The government has also set aside R100 billion to support small businesses. Various government departments have established various funds: small business development, tourism, and the Industrial Development Corporation. These funds, as well as the South African Future Trust established by the Oppenheimer family, has provided assistance to more than 27,000 companies so far.
Meanwhile, a total of R20 billion is reserved to support the municipalities. The Treasury announced Tuesday that more than R5 billion was made available to municipalities to provide basic services such as water supply and sanitation to vulnerable communities during the shutdown, and to disinfect public transportation facilities.
“The largest amounts have been made available through the reallocation of conditional grant funds already allocated to municipalities in 2019/20,” the Treasury said. In addition, the Treasury has allowed funds transferred to municipalities, but not contractually committed, to be reallocated to responses to the Covid-19 pandemic.
A set of tax relief measures worth R70 billion is also part of the package. This includes deferral of tax payments on excise taxes, carbon tax and employee tax. The government has postponed some corporate tax proposals, outlined in the national budget. SARS will also accelerate VAT refunds. Donations to the Solidarity Fund, created to support the vulnerable, will also be tax deductible.
Funding sources for the R500 billion tax package include a new prioritization of R130 billion from the existing budget. The government is in talks with multilateral institutions such as the World Bank, the IMF and the New Development Bank to secure R95 billion in financing, while the appropriation department for social development allocates approximately R15 billion for 2020/21.
Monetary policy response
The balance would come from monetary policy measures, according to the Treasury. “The Reserve Bank of South Africa (SARB) estimates that the monetary and financial policy elements of the package of measures will inject more than R300 billion into the economy. This brings the total combined fiscal and monetary policy measures to more than R800 thousand. millions”.
As part of its contribution to ensure the smooth functioning of financial markets, the Reserve Bank has injected liquidity by reducing the repurchase rate by 200 basis points, and during April purchased government bonds worth R11.4 billion .
Deputy Finance Minister David Masondo previously shared views that he would not oppose the Reserve Bank buying government bonds directly, rather than the secondary market as a means to support the Covid-19 measures, as well as the structural reforms for growth.
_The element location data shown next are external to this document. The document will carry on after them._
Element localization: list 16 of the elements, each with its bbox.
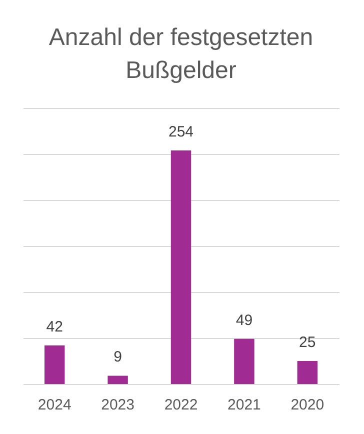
chart-title: Anzahl der festgesetzten Bußgelder [48, 24, 314, 84]
x-tick-label: 2021 [228, 396, 261, 414]
bar [234, 338, 254, 384]
bar [108, 376, 128, 384]
x-tick-label: 2023 [101, 396, 134, 414]
x-tick-label: 2024 [38, 396, 72, 414]
x-tick-label: 2020 [290, 396, 324, 414]
data-label: 254 [168, 123, 194, 140]
x-tick-label: 2022 [164, 396, 198, 414]
bar [297, 361, 318, 384]
data-label: 9 [114, 348, 122, 366]
data-label: 49 [236, 312, 253, 329]
data-label: 25 [299, 334, 316, 351]
data-label: 42 [46, 318, 63, 336]
bar [44, 345, 65, 384]
bar [170, 150, 192, 384]
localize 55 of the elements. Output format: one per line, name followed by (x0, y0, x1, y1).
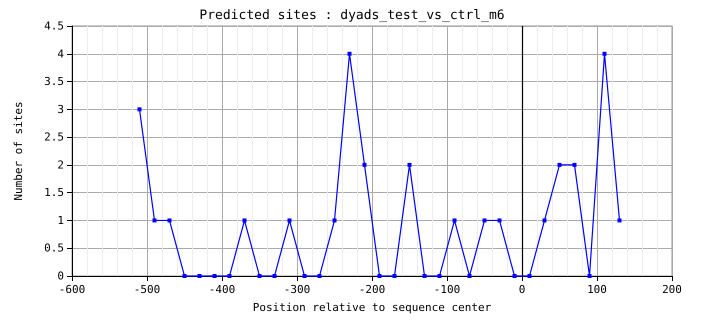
point (348, 52, 352, 56)
point (588, 274, 592, 278)
point (302, 274, 306, 278)
y-tick-label: 2 (57, 158, 64, 172)
x-tick-label: -100 (434, 283, 460, 296)
point (198, 274, 202, 278)
point (392, 274, 396, 278)
point (138, 107, 142, 112)
x-tick-label: 0 (518, 283, 526, 296)
point (228, 274, 232, 278)
point (182, 274, 186, 278)
point (168, 218, 172, 222)
y-tick-label: 4 (57, 47, 64, 60)
x-tick-label: -300 (284, 283, 310, 296)
x-axis-title: Position relative to sequence center (252, 301, 492, 314)
chart-title: Predicted sites : dyads_test_vs_ctrl_m6 (199, 8, 505, 23)
point (498, 218, 502, 222)
point (482, 218, 486, 222)
y-tick-label: 0 (57, 270, 64, 282)
point (242, 218, 246, 222)
point (378, 274, 382, 278)
y-tick-label: 3.5 (44, 75, 64, 88)
y-tick-label: 1 (57, 214, 64, 227)
point (542, 218, 546, 222)
point (452, 218, 456, 222)
point (468, 274, 472, 278)
point (152, 218, 156, 222)
point (422, 274, 426, 278)
x-tick-label: -500 (134, 283, 160, 296)
point (572, 162, 576, 167)
x-tick-label: -600 (58, 283, 86, 296)
point (408, 162, 412, 167)
point (528, 274, 532, 278)
point (272, 274, 276, 278)
x-tick-label: -400 (208, 283, 236, 296)
y-tick-label: 1.5 (44, 186, 64, 200)
point (618, 218, 622, 222)
point (332, 218, 336, 222)
x-tick-label: 200 (662, 283, 682, 296)
point (438, 274, 442, 278)
point (212, 274, 216, 278)
y-axis-title: Number of sites (12, 101, 25, 201)
point (602, 52, 606, 56)
x-tick-label: 100 (587, 283, 607, 296)
x-tick-label: -200 (358, 283, 386, 296)
y-tick-label: 4.5 (44, 20, 64, 32)
point (512, 274, 516, 278)
point (362, 162, 366, 167)
point (288, 218, 292, 222)
y-tick-label: 3 (57, 102, 64, 116)
point (258, 274, 262, 278)
y-tick-label: 0.5 (44, 242, 64, 255)
y-tick-label: 2.5 (44, 130, 64, 144)
point (318, 274, 322, 278)
point (558, 162, 562, 167)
Reserve Bank Governor Lesetja Kganyago has emphasized that the purchase of bonds is strictly to address dysfunctions in the markets. Kganyago also said the bank would attend the party to support the SA economy, using its tools when appropriate and in accordance with the bank’s mandate, Fin24 previously reported.
The Reserve Bank has also relaxed regulatory requirements for banks to extend more loans. Potentially this could free R540 billion into the economy, Business Insider reported.